US: No deadline, concessions for North Korea
SEOUL - The U.S. chief negotiator said on Monday that there are no deadlines or concessions to be offered for North Korea to return to nuclear talks.
U.S. Assistant Secretary of State for East Asian Affairs Christopher Hill said in an interview he was reluctant to put a deadline for North Korea to get back to the table, but did say options where being considered in case the talks fell through.
"I am really reluctant to put a deadline out there, especially an artificial deadline," Hill told Reuters at the U.S. embassy in Seoul, where he has been ambassador for less than a year. It was his first interview in his new role.
Security analysts have said patience in Washington is wearing thin for Pyongyang to return to talks and recent rhetoric from the North to turn the process into mutual disarmament talks has only made tensions worse.
Pyongyang has asked for a U.S. apology for calling it an outpost of tyranny.
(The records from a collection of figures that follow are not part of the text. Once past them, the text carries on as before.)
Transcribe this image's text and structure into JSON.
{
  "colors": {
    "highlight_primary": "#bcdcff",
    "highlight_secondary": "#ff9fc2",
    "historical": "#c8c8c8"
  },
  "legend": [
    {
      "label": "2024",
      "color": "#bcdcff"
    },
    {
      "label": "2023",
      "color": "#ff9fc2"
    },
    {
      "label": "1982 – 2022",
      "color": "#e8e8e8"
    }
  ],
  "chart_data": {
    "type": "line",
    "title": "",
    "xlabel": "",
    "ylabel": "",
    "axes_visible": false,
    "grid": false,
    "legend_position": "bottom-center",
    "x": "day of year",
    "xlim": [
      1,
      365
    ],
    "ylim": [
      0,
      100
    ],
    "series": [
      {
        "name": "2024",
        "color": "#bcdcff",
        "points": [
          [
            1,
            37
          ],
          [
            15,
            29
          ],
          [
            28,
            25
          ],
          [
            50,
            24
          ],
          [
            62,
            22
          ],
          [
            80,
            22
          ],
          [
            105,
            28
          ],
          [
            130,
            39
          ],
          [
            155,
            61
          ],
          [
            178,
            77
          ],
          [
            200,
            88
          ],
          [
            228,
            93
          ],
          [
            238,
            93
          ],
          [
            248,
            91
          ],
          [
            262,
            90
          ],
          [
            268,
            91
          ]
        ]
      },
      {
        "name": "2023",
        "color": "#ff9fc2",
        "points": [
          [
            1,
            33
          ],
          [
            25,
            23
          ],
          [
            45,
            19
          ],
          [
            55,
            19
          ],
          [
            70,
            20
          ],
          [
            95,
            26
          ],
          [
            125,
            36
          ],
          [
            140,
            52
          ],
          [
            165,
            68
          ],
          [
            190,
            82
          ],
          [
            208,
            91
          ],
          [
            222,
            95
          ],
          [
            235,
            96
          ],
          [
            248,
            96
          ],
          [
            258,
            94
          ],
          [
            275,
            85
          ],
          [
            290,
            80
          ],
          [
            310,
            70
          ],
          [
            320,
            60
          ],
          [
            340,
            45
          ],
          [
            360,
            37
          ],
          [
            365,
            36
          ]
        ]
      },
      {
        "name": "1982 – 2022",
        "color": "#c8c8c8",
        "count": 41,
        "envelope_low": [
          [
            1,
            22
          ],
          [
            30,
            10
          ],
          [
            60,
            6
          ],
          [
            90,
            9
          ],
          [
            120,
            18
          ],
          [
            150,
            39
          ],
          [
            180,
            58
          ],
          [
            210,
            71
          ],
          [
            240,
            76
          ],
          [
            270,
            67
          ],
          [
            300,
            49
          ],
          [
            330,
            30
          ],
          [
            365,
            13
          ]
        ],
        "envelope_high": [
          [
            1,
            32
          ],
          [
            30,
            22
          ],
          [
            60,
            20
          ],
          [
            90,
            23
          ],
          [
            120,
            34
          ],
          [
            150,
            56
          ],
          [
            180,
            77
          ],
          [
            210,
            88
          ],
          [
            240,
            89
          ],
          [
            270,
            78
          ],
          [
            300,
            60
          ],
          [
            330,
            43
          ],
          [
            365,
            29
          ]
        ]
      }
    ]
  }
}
There has been speculation in diplomatic circles that Washington may have to offer sweeteners, such as considering diplomatic relations with Pyongyang, to get the six-party process rolling again.
"We are not going to make concessions for the purpose of bringing them back to the talks," he said.
Hill said North Korea, with its anemic economy and chronic food shortages, has a host of problems that cannot be solved by having atomic weapons programs.
"It is a shame that so much of our diplomatic efforts are engaged in an extremely underdeveloped country that is not producing food for its people, but which seems to be in the production of extremely dangerous weapons," Hill said.
He commented on media speculation the North had exported uranium hexafluoride, which can be used to make nuclear weapons material, through a network set up by Abdul Qadeer Khan, the father of Pakistan's atomic bomb program. The material ended up in Libya.
"In the Libya case, there was some material, where the origin we have every reason to believe came from North Korea, albeit brokered, but the material ended up in Libya," Hill said.
Hill said he was not aware of other cases where the North has exported nuclear weapons material but he added "one has to see a pattern of their behavior."
On Feb. 10, North Korea declared for the first time it possessed nuclear weapons and it also said it was pulling out of six-party talks aimed at ending its nuclear ambitions. The talks bring together the two Koreas, China, Japan, Russia and the United States.